Thank goodness winter is here so wedding season’s at an end. We’re all friends here, so let’s tell us each other the truth: weddings are weird. Yes they are, and don’t deny it. If you weren’t raised in a culture that normalised weddings, you wouldn’t believe they were a real thing and not some kind of hoax.
Society: This couple you probably don’t know very well is getting married.
You: That’s great, I sincerely wish them well and hope it lasts as long as they want it to.
S: Thank you, but they’d like you to watch them getting married.
Y: What? Why?
S: Because they want you to see how happy they are.
Y: They can just tell me, I’ll believe them.
S: No, you have to put on some uncomfortable clothes and drive somewhere inconvenient and give up at least one of your weekend days to see for yourself that they are happy.
Y: And will they be happy?
S: No, she’ll be stressed and he’ll be wishing it was over already and there’ll be some sort of concealed dispute involving family members.
Y: That doesn’t sound like fun.
S: Plus there’ll be speeches. And you have to bring a gift.
S: Not just any gift. They will provide you with a list of approved purchases, to express how sincerely happy you are for them.
Y: Wait, are you sure this isn’t some sort of thing that North Korean citizens have to do to please their dictators?
S: This is a wedding, and when you get the invitation you’re supposed to be happy.

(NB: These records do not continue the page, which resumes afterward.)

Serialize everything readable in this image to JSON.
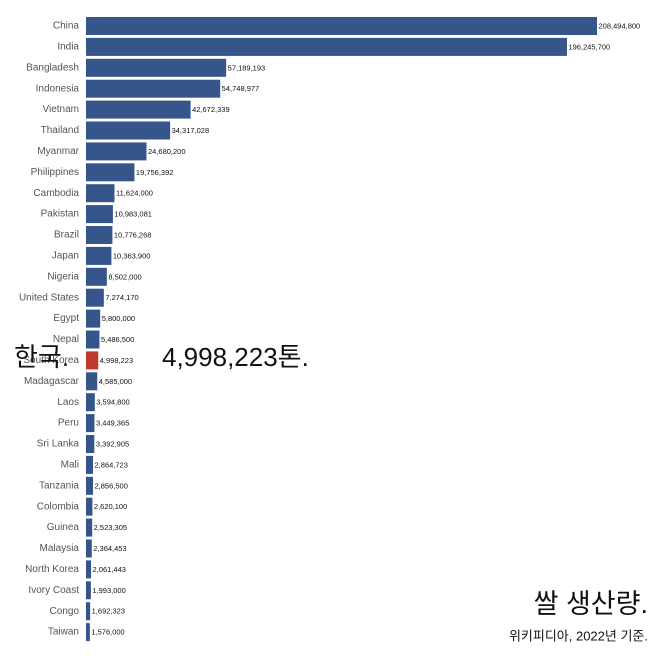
{
  "chart_data": {
    "type": "bar",
    "orientation": "horizontal",
    "categories": [
      "China",
      "India",
      "Bangladesh",
      "Indonesia",
      "Vietnam",
      "Thailand",
      "Myanmar",
      "Philippines",
      "Cambodia",
      "Pakistan",
      "Brazil",
      "Japan",
      "Nigeria",
      "United States",
      "Egypt",
      "Nepal",
      "South Korea",
      "Madagascar",
      "Laos",
      "Peru",
      "Sri Lanka",
      "Mali",
      "Tanzania",
      "Colombia",
      "Guinea",
      "Malaysia",
      "North Korea",
      "Ivory Coast",
      "Congo",
      "Taiwan"
    ],
    "values": [
      208494800,
      196245700,
      57189193,
      54748977,
      42672339,
      34317028,
      24680200,
      19756392,
      11624000,
      10983081,
      10776268,
      10363900,
      8502000,
      7274170,
      5800000,
      5486500,
      4998223,
      4585000,
      3594800,
      3449365,
      3392905,
      2864723,
      2856500,
      2620100,
      2523305,
      2364453,
      2061443,
      1993000,
      1692323,
      1576000
    ],
    "value_labels": [
      "208,494,800",
      "196,245,700",
      "57,189,193",
      "54,748,977",
      "42,672,339",
      "34,317,028",
      "24,680,200",
      "19,756,392",
      "11,624,000",
      "10,983,081",
      "10,776,268",
      "10,363,900",
      "8,502,000",
      "7,274,170",
      "5,800,000",
      "5,486,500",
      "4,998,223",
      "4,585,000",
      "3,594,800",
      "3,449,365",
      "3,392,905",
      "2,864,723",
      "2,856,500",
      "2,620,100",
      "2,523,305",
      "2,364,453",
      "2,061,443",
      "1,993,000",
      "1,692,323",
      "1,576,000"
    ],
    "colors": [
      "#36558a",
      "#36558a",
      "#36558a",
      "#36558a",
      "#36558a",
      "#36558a",
      "#36558a",
      "#36558a",
      "#36558a",
      "#36558a",
      "#36558a",
      "#36558a",
      "#36558a",
      "#36558a",
      "#36558a",
      "#36558a",
      "#c0392b",
      "#36558a",
      "#36558a",
      "#36558a",
      "#36558a",
      "#36558a",
      "#36558a",
      "#36558a",
      "#36558a",
      "#36558a",
      "#36558a",
      "#36558a",
      "#36558a",
      "#36558a"
    ],
    "annotations": [
      "한국.",
      "4,998,223톤.",
      "쌀 생산량.",
      "위키피디아, 2022년 기준."
    ]
  }
}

It’s the gift that gets me. That’s the final insult. It’s almost as bad as the way they torture and mistreat you in economy class, but still expect you to pay for your ticket. Why do I need to give a gift? If this couple is as happy as they claim, why do they need to be bribed? I’m already giving them my time and my presence, how have I incurred a financial liability as well? Have I been a bad friend? Is this some sort of fine? Is it a taxation?
And if you just arrive empty-handed people look at you with narrowed eyes and make pointed comments for years to come. I’m not a cheapskate – well, maybe I am – but the resentment becomes too much for me. This is my solution: I arrive at every wedding with a pair of concealed scissors and a card that reads, “I hope you like this present! Lots of love, Darrel” Then when no one is looking I sneak into the room with the gifts, cut off all the cards and drop my card onto the pile. When they tally up the number of gifts and compare it to the number of guests they’ll find there’s a disparity to the tune of one, but so long as no one ever catches me red-handed with the scissors, I’ll carry on getting away with it.